In many low-income countries, rural populations faced great difficulties from COVID-19. As a result of lockdowns, people lost their income, was forced to return home from jobs in cities, and some were unable to access enough food. Rural populations often rely heavily on forests and local natural resources for their survival, particularly during times of distress. However, increased forest use may also lead to degradation, threatening longer-term human welfare and other environmental objectives.
The COVID-19 pandemic and associated lockdowns increased food insecurity in many low-income countries. Forest products and other local natural resources play a critical role in household responses to many kinds of livelihood shocks; however, intensified forest use risks forest degradation.
The situation offered an unprecedented opportunity to study the role of forest policy interventions in helping to safeguard human wellbeing alongside other sustainable development goals during times of great rural distress.
Aim and method
This project aimed to study the role of forest policy in helping to promote more secure and sustainable livelihoods in the context of the present shock.

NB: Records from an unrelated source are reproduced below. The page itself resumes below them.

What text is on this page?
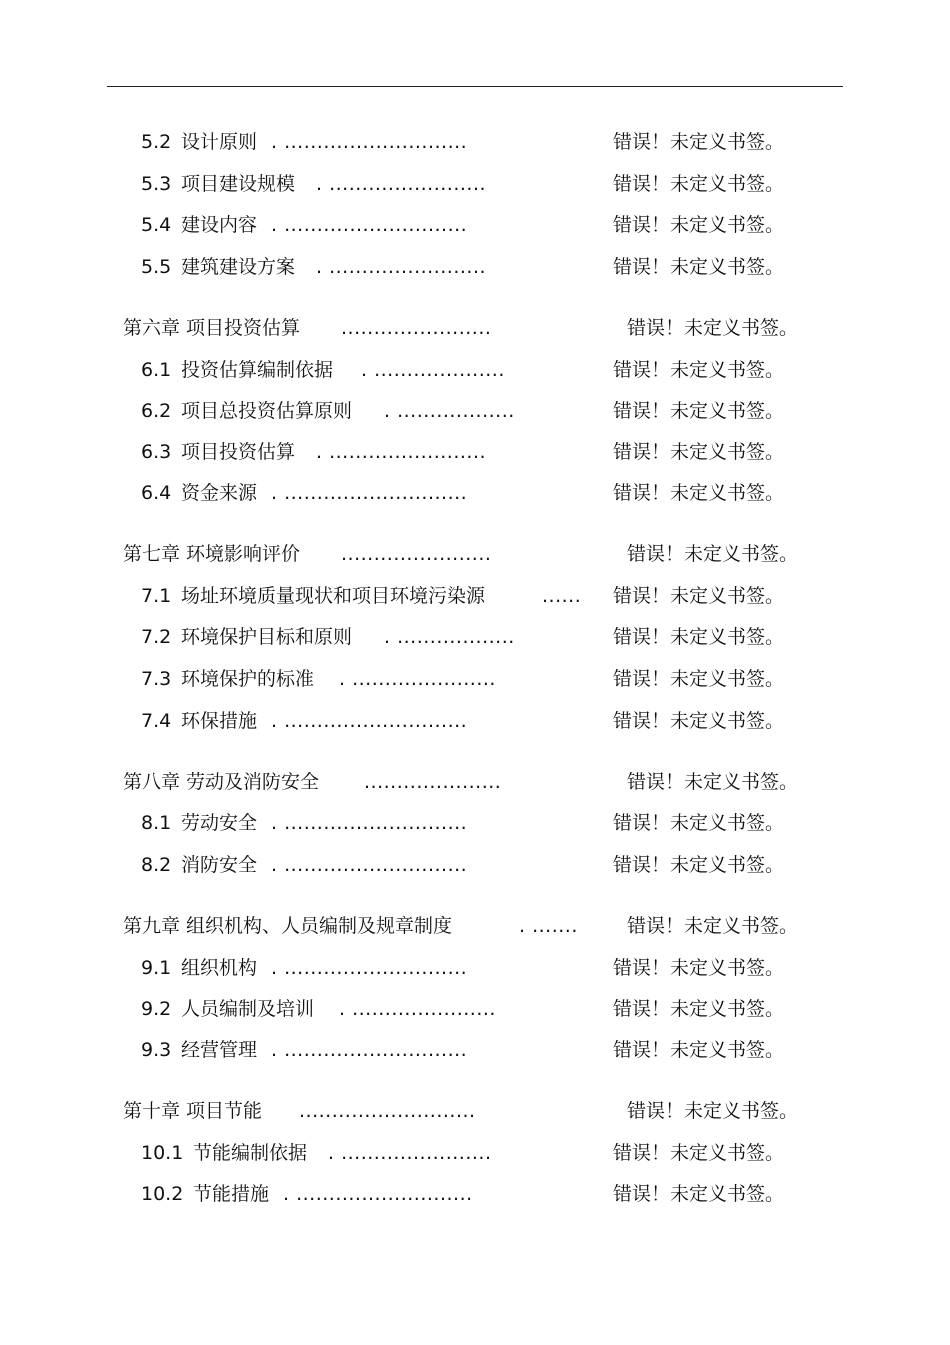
5.2 设计原则 . ............................	错误！未定义书签。
5.3 项目建设规模 . ........................	错误！未定义书签。
5.4 建设内容 . ............................	错误！未定义书签。
5.5 建筑建设方案 . ........................	错误！未定义书签。
第六章 项目投资估算 .......................	错误！未定义书签。
6.1 投资估算编制依据 . ....................	错误！未定义书签。
6.2 项目总投资估算原则 . ..................	错误！未定义书签。
6.3 项目投资估算 . ........................	错误！未定义书签。
6.4 资金来源 . ............................	错误！未定义书签。
第七章 环境影响评价 .......................	错误！未定义书签。
7.1 场址环境质量现状和项目环境污染源	...... 错误！未定义书签。
7.2 环境保护目标和原则 . ..................	错误！未定义书签。
7.3 环境保护的标准 . ......................	错误！未定义书签。
7.4 环保措施 . ............................	错误！未定义书签。
第八章 劳动及消防安全 .....................	错误！未定义书签。
8.1 劳动安全 . ............................	错误！未定义书签。
8.2 消防安全 . ............................	错误！未定义书签。
第九章 组织机构、人员编制及规章制度	. .......	错误！未定义书签。
9.1 组织机构 . ............................	错误！未定义书签。
9.2 人员编制及培训 . ......................	错误！未定义书签。
9.3 经营管理 . ............................	错误！未定义书签。
第十章 项目节能 ...........................	错误！未定义书签。
10.1 节能编制依据 . .......................	错误！未定义书签。
10.2 节能措施 . ...........................	错误！未定义书签。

To do so, we built on an existing large dataset on forest use in north India.
Specifically, we analyzed satellite imagery to better understand how increased forest use had altered land cover since the pandemic, develop strategies to detect interaction of people with forests through satellite-image analysis, and undertook a survey of 600 households to understand how forest use had changed during the pandemic.
Toward that end, we collected new, time-sensitive data to build on a large existing dataset on forest use and policy interventions in Himachal Pradesh, India. Through analysis of satellite remote-sensing data, intensive livelihood surveys across 600 households, and systems modeling, we pursued the following specific objectives:
1) Quantitatively measure the extent of land-cover/land-use change (LC LUC ) within forest plantations during the C OVID-19 pandemic;
2) Remotely detect the interaction of people with forests as a quantitative measure of forest-plantation utilization;
3) Measure and understand the relationships between forestry policies, LC LU change, and rural livelihoods during the COVID-19 pandemic.

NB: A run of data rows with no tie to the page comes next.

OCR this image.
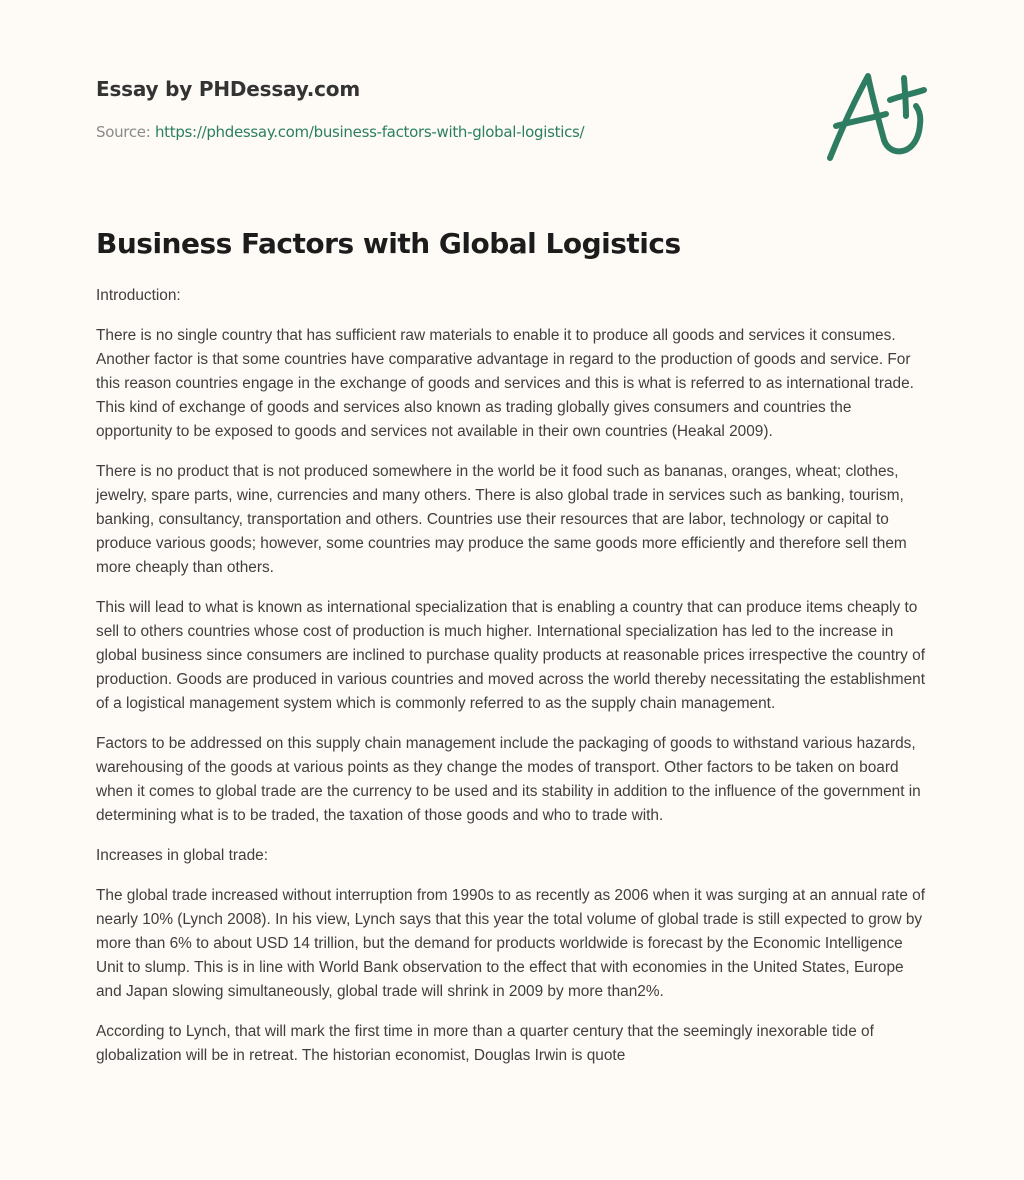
Essay by PHDessay.com
Source: https://phdessay.com/business-factors-with-global-logistics/
Business Factors with Global Logistics

Introduction:

There is no single country that has sufficient raw materials to enable it to produce all goods and services it consumes. Another factor is that some countries have comparative advantage in regard to the production of goods and service. For this reason countries engage in the exchange of goods and services and this is what is referred to as international trade. This kind of exchange of goods and services also known as trading globally gives consumers and countries the opportunity to be exposed to goods and services not available in their own countries (Heakal 2009).

There is no product that is not produced somewhere in the world be it food such as bananas, oranges, wheat; clothes, jewelry, spare parts, wine, currencies and many others. There is also global trade in services such as banking, tourism, banking, consultancy, transportation and others. Countries use their resources that are labor, technology or capital to produce various goods; however, some countries may produce the same goods more efficiently and therefore sell them more cheaply than others.

This will lead to what is known as international specialization that is enabling a country that can produce items cheaply to sell to others countries whose cost of production is much higher. International specialization has led to the increase in global business since consumers are inclined to purchase quality products at reasonable prices irrespective the country of production. Goods are produced in various countries and moved across the world thereby necessitating the establishment of a logistical management system which is commonly referred to as the supply chain management.

Factors to be addressed on this supply chain management include the packaging of goods to withstand various hazards, warehousing of the goods at various points as they change the modes of transport. Other factors to be taken on board when it comes to global trade are the currency to be used and its stability in addition to the influence of the government in determining what is to be traded, the taxation of those goods and who to trade with.

Increases in global trade:

The global trade increased without interruption from 1990s to as recently as 2006 when it was surging at an annual rate of nearly 10% (Lynch 2008). In his view, Lynch says that this year the total volume of global trade is still expected to grow by more than 6% to about USD 14 trillion, but the demand for products worldwide is forecast by the Economic Intelligence Unit to slump. This is in line with World Bank observation to the effect that with economies in the United States, Europe and Japan slowing simultaneously, global trade will shrink in 2009 by more than2%.

According to Lynch, that will mark the first time in more than a quarter century that the seemingly inexorable tide of globalization will be in retreat. The historian economist, Douglas Irwin is quote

Results and expected societal values
This research contributed critical knowledge for building more resilient human-environment systems for recovery from the COVID-19 pandemic as well as other future livelihood threats resulting from climate change, market shock, and other stressors.
This knowledge is important for policy makers to devise strategies to recover from the COVID-19 pandemic as well as to confront many future challenges such as climate change, market shock, and other stressors.